Wednesday, 8 June 2011

New Muscovy brood hatches at Seaview Wildlife Encounter!


As regular readers of our Blog (and visitors to the Park) will know, spring and early summer bring great excitement with the hatching of hundreds of ducklings and goslings!  Yesterday the Keepers noticed a female Muscovy duck (Cairina moschata) emerging from under a bush followed by eight newly hatched, bright, fluffy, gorgeous ducklings!  The Muscovy family was immediately caught and moved to the safety of an enclosure where they’ll stay for the next few weeks until they’re old enough to be released onto one of the Parks’ lakes.  The images below were taken earlier today:

  Muscovy with ducklings June 2011 DSC_0981


Muscovy Ducks have been domesticated for centuries, and are often traded under the name of "Barbary ducks".  In the meat trade, Muscovy breeds are popular because they are larger and heavier with stronger-tasting meat than most other domestic ducks.  They apparently taste more like roast beef than other domestic ducks [most of which are descendants of the Mallard (Anas platyrhynchos)]. The meat is lean and tender – and often compared with veal.  Muscovy ducks are also less noisy than most breeds of Duck, they’re sometimes marketed as a "quackless" duck - even though they are not completely silent, they don't actually quack (except in cases of extreme stress).

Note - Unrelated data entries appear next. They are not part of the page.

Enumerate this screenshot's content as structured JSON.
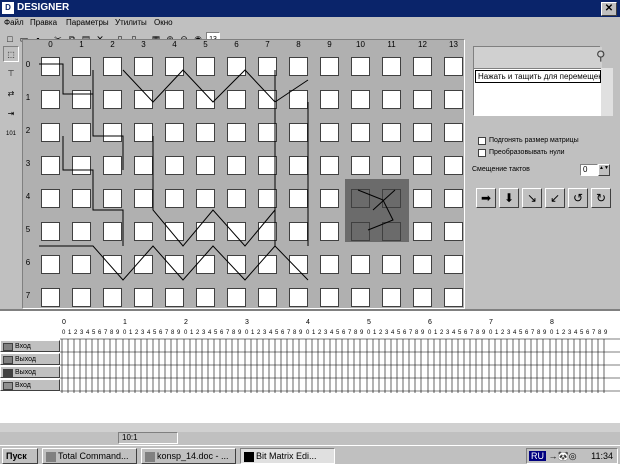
{
  "window": {
    "title": "DESIGNER",
    "app_icon": "D"
  },
  "menu": [
    "Файл",
    "Правка",
    "Параметры",
    "Утилиты",
    "Окно"
  ],
  "toolbar": {
    "zoom_value": "13"
  },
  "matrix": {
    "columns": [
      "0",
      "1",
      "2",
      "3",
      "4",
      "5",
      "6",
      "7",
      "8",
      "9",
      "10",
      "11",
      "12",
      "13"
    ],
    "rows": [
      "0",
      "1",
      "2",
      "3",
      "4",
      "5",
      "6",
      "7"
    ]
  },
  "right_panel": {
    "hint": "Нажать и тащить для перемещения",
    "checkbox_fit": "Подгонять размер матрицы",
    "checkbox_zero": "Преобразовывать нули",
    "shift_label": "Смещение тактов",
    "shift_value": "0"
  },
  "timing": {
    "major_ticks": [
      "0",
      "1",
      "2",
      "3",
      "4",
      "5",
      "6",
      "7",
      "8"
    ],
    "minor_ticks": [
      "0",
      "1",
      "2",
      "3",
      "4",
      "5",
      "6",
      "7",
      "8",
      "9"
    ],
    "signals": [
      {
        "name": "Вход",
        "color": "#808080"
      },
      {
        "name": "Выход",
        "color": "#808080"
      },
      {
        "name": "Выход",
        "color": "#404040"
      },
      {
        "name": "Вход",
        "color": "#909090"
      }
    ]
  },
  "status": {
    "ratio": "10:1"
  },
  "taskbar": {
    "start": "Пуск",
    "tasks": [
      "Total Command...",
      "konsp_14.doc - ...",
      "Bit Matrix Edi..."
    ],
    "lang": "RU",
    "clock": "11:34"
  }
}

Muscovy duckling June 2011 DSC_0965


Muscovies, like Mallards, do not form stable pairs. They mate on land or in water and can breed up to three times a year (although ours at the Park usually breed once a year).

The hen lays a clutch of 8-16 white eggs, usually in a tree hole or hollow, and incubates for a period of about 35 days. The sitting hen only leaves the nest for a few minutes each day to defecate, drink water, eat and sometimes bathe. Once the eggs begin to hatch it may take 24 hours for all the ducklings to break through their shells. When feral ducklings are born they usually stay with their mother for about 10–12 weeks. Their bodies cannot produce all the heat they need, especially in temperate regions such as the UK, so they stay close to their mother especially at night.